While walking the floor, I noticed there were lots of space for lease being offered but not much in new construction and what was under development was usually either mixed-use (or lifestyle, whichever you prefer) or urban, the two “vanillas” of the day. We’re (TKO) leasing an urban project in Chicago proper and the politics and government approvals required are nuts. Because we have to deal with all sorts of city officials, this will be a three- to
five-year project just to get approved. You need deep pockets and a lot of patience to do urban development, especially when it comes to dealing with local officials and neighborhood organizations. On that same note, I’m trying to do a deal for a retailer in an urban setting and the site is
fantastic (millions of bodies in five miles) but the rent is insane. The center will take nearly five years to get all approvals and built, and the acquisition costs for the land were outrageous. The biggest problem with these properties is there’s a 50/50 chance they will never be built and the cash layout while trying for all approvals is huge. It takes a lot of guts
to do these deals, so the payout has to be big, and it is.

On a different topic, we recently did a survey to the members of the commercial real estate email forums we manage. (There are over 29,000 members and it’s totally free to join.) Great way to make deals in sales,acquisitions or leasing. To join, go to
http://www.dealmakers.net/sub_unsub.asp. Anyway, among the questions asked was: "Have you done a deal because of the forums?" It appears about 18% have finalized a deal on-line because of our forums. The next question was: "Do you post (That means, do you list property for sale or lease or list your acquisition needs) at least once a month to our email forums?" Over 70% of the people who had done a deal on the forums also “posted” at least once a
month. So, 70% of the people doing deals are also aggressively posting to the “world” what they have or need. The “doers” do and the rest watch. That, I believe, is similar to the readers of the Dealmakers. Most read, but a smaller percentage that are more aggressive, send in their press releases, available space, property for sale, etc. and I’m willing to bet dollars to donuts, they do more deals than the passive subscribers. The harder you
work, the luckier you get. Sending in your press releases, needs or
availability is easy and free. (Just email it to Ann@dealmakers.net or fax it to 609-587-3511. Just send it in, we’ll rewrite it to fit.) You should also do that to all the trade publications. (And send press releases to your
local newspaper.) If you follow my New Year’s advice, I guarantee you’ll do more deals in 2007.

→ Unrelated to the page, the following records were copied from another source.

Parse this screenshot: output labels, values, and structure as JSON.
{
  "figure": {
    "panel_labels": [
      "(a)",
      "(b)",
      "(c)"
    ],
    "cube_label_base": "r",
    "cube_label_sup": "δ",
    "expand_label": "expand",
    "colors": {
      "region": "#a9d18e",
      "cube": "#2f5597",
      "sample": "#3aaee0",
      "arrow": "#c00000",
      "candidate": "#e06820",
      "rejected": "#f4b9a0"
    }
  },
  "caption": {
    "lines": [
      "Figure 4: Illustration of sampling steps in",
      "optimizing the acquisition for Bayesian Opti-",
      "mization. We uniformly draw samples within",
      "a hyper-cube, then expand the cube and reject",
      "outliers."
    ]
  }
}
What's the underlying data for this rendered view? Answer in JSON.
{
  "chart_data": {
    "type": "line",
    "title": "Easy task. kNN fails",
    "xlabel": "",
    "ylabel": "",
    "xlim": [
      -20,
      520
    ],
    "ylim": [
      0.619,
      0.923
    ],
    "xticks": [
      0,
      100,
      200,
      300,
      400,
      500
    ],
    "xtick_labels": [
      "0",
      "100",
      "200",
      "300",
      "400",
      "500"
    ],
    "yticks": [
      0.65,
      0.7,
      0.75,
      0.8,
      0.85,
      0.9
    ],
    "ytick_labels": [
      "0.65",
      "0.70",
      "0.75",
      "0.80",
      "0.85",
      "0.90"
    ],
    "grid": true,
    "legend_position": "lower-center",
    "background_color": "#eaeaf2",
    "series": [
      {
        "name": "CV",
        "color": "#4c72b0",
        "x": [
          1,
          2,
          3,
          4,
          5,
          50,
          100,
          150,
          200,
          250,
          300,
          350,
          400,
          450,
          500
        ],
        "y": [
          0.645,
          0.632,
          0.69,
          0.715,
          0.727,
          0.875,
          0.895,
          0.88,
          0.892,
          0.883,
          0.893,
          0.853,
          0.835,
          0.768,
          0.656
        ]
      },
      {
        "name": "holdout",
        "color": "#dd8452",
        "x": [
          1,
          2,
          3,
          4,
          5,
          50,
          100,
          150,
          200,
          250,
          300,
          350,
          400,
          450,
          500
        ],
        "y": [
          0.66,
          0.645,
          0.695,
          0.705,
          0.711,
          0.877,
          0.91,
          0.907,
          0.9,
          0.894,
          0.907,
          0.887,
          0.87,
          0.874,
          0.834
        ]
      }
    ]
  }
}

Oh, before I forget, RETAILER ONE ON ONE is having their 2007 dealmaking conference on April 11-12th in Orlando. (This is NOT an ICSC event but I highly recommend it if you do work in Florida.) They have a great turnout of "real" retailers. For details go to
http://www.retaileroneonone.com/event.htm. I've gone for four years now and have never been disappointed.

Parting thoughts: Well, the results of Christmas are in, and while it wasn't the holiday most retailers wanted, it was "OK," meaning there will be less bankruptcies and expansions will continue, but I think the majority of retailers will be more selective on where they locate and what they'll pay, and will be asking for more TI money. Also, while there will be less Chapter "11's," there will be more retailers closing LOTS of unprofitable stores in 2007. The two big winners for Christmas '06 were electronics and "high-end
retailers," so look for these categories to expand big in 2007.